DDR4 memory improves server platform performance on memory-intensive workloads with up to 1.4x higher bandwidth versus previous generations. The use of DDR4 memory delivers an increase in bandwidth with a maximum data transfer speed of 3.2Gbps along with a lower core voltage (1.2v) providing a reduction in power consumption compared to DDR3, which is the primary memory solution used in servers today.

In addition to the Intel-based server announcements in August, last week at ARM TechCon AppliedMicro and Hewlett-Packard debuted the first commercially available 64-bit ARMv8 server. The new server, targeted at Web caching workloads, is based on AppliedMicro’s X-Gene SoC. The X-Gene1 chip has up to eight cores running at 2.4 GHz, four DDR3 memory channels, and two 10 Gbps Ethernet NICs embedded on the SoC. Higher memory bandwidth is achieved by using four memory channels that include two DDR3L-1600 SO-DIMMs per channel for a total of eight x8GB DIMMs (per server cartridge). Although this platform is using DDR3, the X-Gene cores scales well (according to HP) as it is upgraded to DDR4. Upgrading to DDR4 allows for even higher memory bandwidth with lower power consumption.

Given this backdrop of server announcements, I wasn’t surprised that the Rambus ‘Beyond DDR4’ demonstration at ARM TechCon generated many good discussions and speculation about the future of memory subsystems in servers. Our ‘Beyond DDR4’ is a silicon demonstration showing a multi-rank, multi-DIMM configuration with data transfers up to 6.4Gbps, targeted for the next-generation server memory systems. The memory interface is more than 3x the speeds of current DIMMs that top out at 2.133Gbps, and 2x the maximum speed specified for DDR4 at 3.2Gbps. In addition to the significant performance improvements, the memory system provides a 25% improvement in power efficiency.

How is this level of performance achieved? First, the system uses low-swing single-ended signaling that is compatible with the current industry standard DDRx I/O designs. Maintaining compatibility is important to keep server memory designs on the current industry roadmap since it will not require a change to other memory solutions like hybrid memory cube (HMC) or high bandwidth memory (HBM). The system also uses dynamic point-to-point topology, which means all data signals between CPU and DRAMs are point-to-point, allowing the memory bus to run at maximum data rates even when the memory channel is fully loaded (which is not the case with multi-drop topology).

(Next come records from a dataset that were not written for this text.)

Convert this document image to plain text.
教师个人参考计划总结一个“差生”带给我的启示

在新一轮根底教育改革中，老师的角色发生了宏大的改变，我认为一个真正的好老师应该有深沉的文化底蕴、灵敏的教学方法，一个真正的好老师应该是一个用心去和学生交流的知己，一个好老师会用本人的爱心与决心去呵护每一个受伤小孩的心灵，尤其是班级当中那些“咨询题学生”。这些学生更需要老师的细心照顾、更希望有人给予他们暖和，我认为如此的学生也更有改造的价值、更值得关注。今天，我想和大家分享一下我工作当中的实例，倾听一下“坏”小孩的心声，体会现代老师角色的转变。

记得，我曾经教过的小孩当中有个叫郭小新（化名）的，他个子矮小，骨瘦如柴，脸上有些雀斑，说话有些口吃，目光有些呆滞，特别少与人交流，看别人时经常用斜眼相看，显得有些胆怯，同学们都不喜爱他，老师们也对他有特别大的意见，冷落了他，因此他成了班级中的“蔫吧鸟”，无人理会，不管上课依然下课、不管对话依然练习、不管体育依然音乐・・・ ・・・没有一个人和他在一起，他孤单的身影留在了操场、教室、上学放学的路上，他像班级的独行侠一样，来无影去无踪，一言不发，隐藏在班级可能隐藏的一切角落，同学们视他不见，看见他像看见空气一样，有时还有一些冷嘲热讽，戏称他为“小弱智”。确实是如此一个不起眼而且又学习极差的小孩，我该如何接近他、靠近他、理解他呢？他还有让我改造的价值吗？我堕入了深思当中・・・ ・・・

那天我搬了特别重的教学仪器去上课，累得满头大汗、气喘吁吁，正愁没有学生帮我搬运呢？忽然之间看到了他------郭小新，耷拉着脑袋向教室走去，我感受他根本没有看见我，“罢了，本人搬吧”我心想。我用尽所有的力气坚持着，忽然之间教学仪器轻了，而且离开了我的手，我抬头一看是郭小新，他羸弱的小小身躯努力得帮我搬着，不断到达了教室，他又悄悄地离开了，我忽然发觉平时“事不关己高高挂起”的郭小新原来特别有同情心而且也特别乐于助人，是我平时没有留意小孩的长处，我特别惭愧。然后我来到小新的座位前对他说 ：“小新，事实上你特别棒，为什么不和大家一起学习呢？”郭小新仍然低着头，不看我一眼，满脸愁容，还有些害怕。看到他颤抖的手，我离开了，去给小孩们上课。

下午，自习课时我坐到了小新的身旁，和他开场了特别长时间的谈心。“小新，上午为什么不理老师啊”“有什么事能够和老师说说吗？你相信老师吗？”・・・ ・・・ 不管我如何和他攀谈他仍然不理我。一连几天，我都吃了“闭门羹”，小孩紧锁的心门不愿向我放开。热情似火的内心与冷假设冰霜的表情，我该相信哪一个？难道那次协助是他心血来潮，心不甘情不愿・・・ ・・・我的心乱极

The 25% power savings is attributed to several factors. The low-swing signaling reduces the I/O power required on the interface. In addition, the design is ‘asymmetric,’ meaning that complex timing and the equalization circuits are all implemented in the PHY, thus greatly simplifying the DRAM interface and reducing cost. Removing complex timing circuits like PLLs and DLLs from the DRAM makes it extremely agile allowing it to come into and out of power down mode rapidly. Because the memory controller is the originator of all memory requests, it can implement a very aggressive and granular DRAM power management scheme.

As we look to server requirements over the next five years, it is estimated that the total memory bandwidth will need to increase ~33% per year to keep pace with processor improvements. Given this projection, the DRAM would have to achieve speeds of over 12Gbs in 2020! Although this is a 4X speed increase over the current DDR4 standard, the Rambus ‘Beyond DDR4’ silicon shows traditional DRAM signaling still has plenty of headroom for growth and that these speeds are possible.